The little girl called Liv had legs so long the models in Em’s mom’s lingerie catalogs would be jealous; except that they were bony legs, all knobby knees and soft blonde fuzz. Her hips jutted out like two things made purely of bone beneath her floral-print leggings—was there really skin under there? Em wondered. But she knew there was, because the girls went each day to the showers, and stripped naked to stand beneath the cool water.

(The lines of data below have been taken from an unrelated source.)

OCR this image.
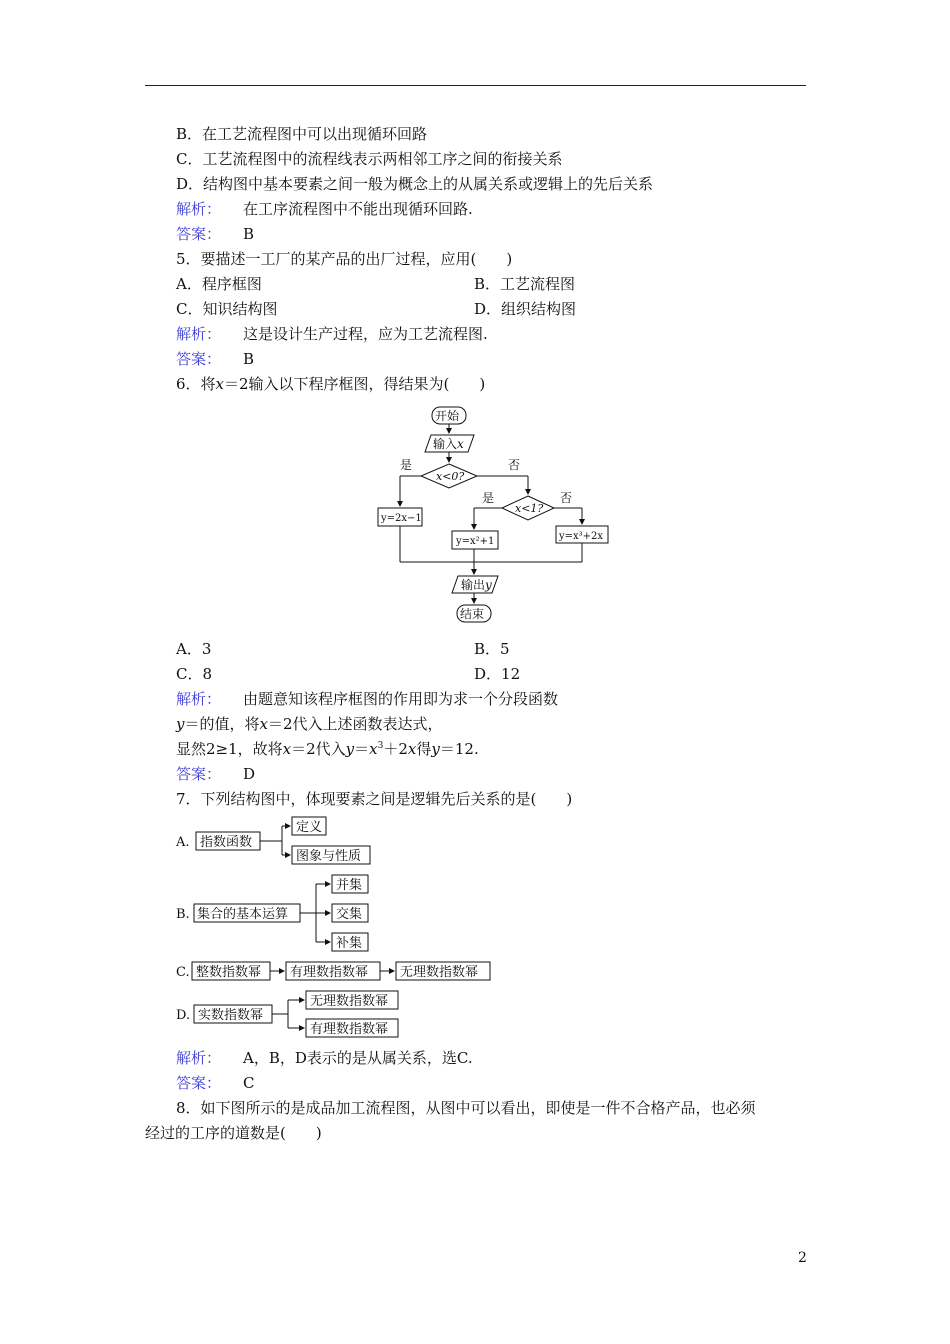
B．在工艺流程图中可以出现循环回路
C．工艺流程图中的流程线表示两相邻工序之间的衔接关系
D．结构图中基本要素之间一般为概念上的从属关系或逻辑上的先后关系
解析： 在工序流程图中不能出现循环回路.
答案： B
5．要描述一工厂的某产品的出厂过程，应用(　　)
A．程序框图	B．工艺流程图
C．知识结构图	D．组织结构图
解析： 这是设计生产过程，应为工艺流程图.
答案： B
6．将x＝2输入以下程序框图，得结果为(　　)
开始
输入x
x<0?
是	否
x<1?
是	否
y=2x−1
y=x²+1	y=x³+2x
输出y
结束
A．3	B．5
C．8	D．12
解析： 由题意知该程序框图的作用即为求一个分段函数
y＝的值，将x＝2代入上述函数表达式，
显然2≥1，故将x＝2代入$y=x^3+2x$得y＝12.
答案： D
7．下列结构图中，体现要素之间是逻辑先后关系的是(　　)
A. 指数函数
定义
图象与性质
B. 集合的基本运算
并集
交集
补集
C. 整数指数幂 有理数指数幂 无理数指数幂
D. 实数指数幂
无理数指数幂
有理数指数幂
解析： A，B，D表示的是从属关系，选C.
答案： C
8．如下图所示的是成品加工流程图，从图中可以看出，即使是一件不合格产品，也必须
经过的工序的道数是(　　)
2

None of the girls could stand to be in the showers for too long. The walls were covered in a patina of pale green slime, in hue not unlike the Spanish moss that covered the oak trees at home, but not so nice as moss, not so soft and innocent. The floors were unspeakable. The girl called Lindy burst into tears the first time she looked down, though no one could tell because of all the water that was already splashed across her face. Thick black slugs, looking sated, full to bursting, and immobile, lined the stalls. Spiders went scurrying to safety at the first touch of water; stains that none of the girls could identify marred the concrete. Nobody dared look up, for fear to see some horrible forest creature lurking; and after a cursory glance to be sure no slugs would be crushed, none of the girls spent much time looking at their feet, either.
The fourth girl, Hetty, was also the meanest. If she missed home, she didn’t show it. Em thought the chiggers must not bother her, for she snuggled up so soundly in her sleeping bag at night. Em could not sleep so well, thinking of all the creatures, sweat running down her forehead, hearing the buzz of crickets outside and feeling the chunks of dirt deep down in her blanket with the tips of her toes. One night there was a cockroach, the size, Em thought, of a mouse. It landed squarely upon Em’s shoulder as she was bending to get a fresh t-shirt out of her bag; she went to brush it off, and saw how big it was, how fierce, gleaming black, and screamed with fright. This set off all the other girls screaming, too. They chased the cockroach around the cabin, none of them sure what to do if it was ever caught.
Soon, mercifully, it was hard to tell if they were yelling with laughter or terror, and Liv cornered it and dropped her towel upon it, and then brave little Lindy was the only one who could get close enough to the heap to dispose of the cockroach. Em slept even more poorly after that; her mother had told her not to peer to closely in the dark, because that’s when cockroaches come crawling out.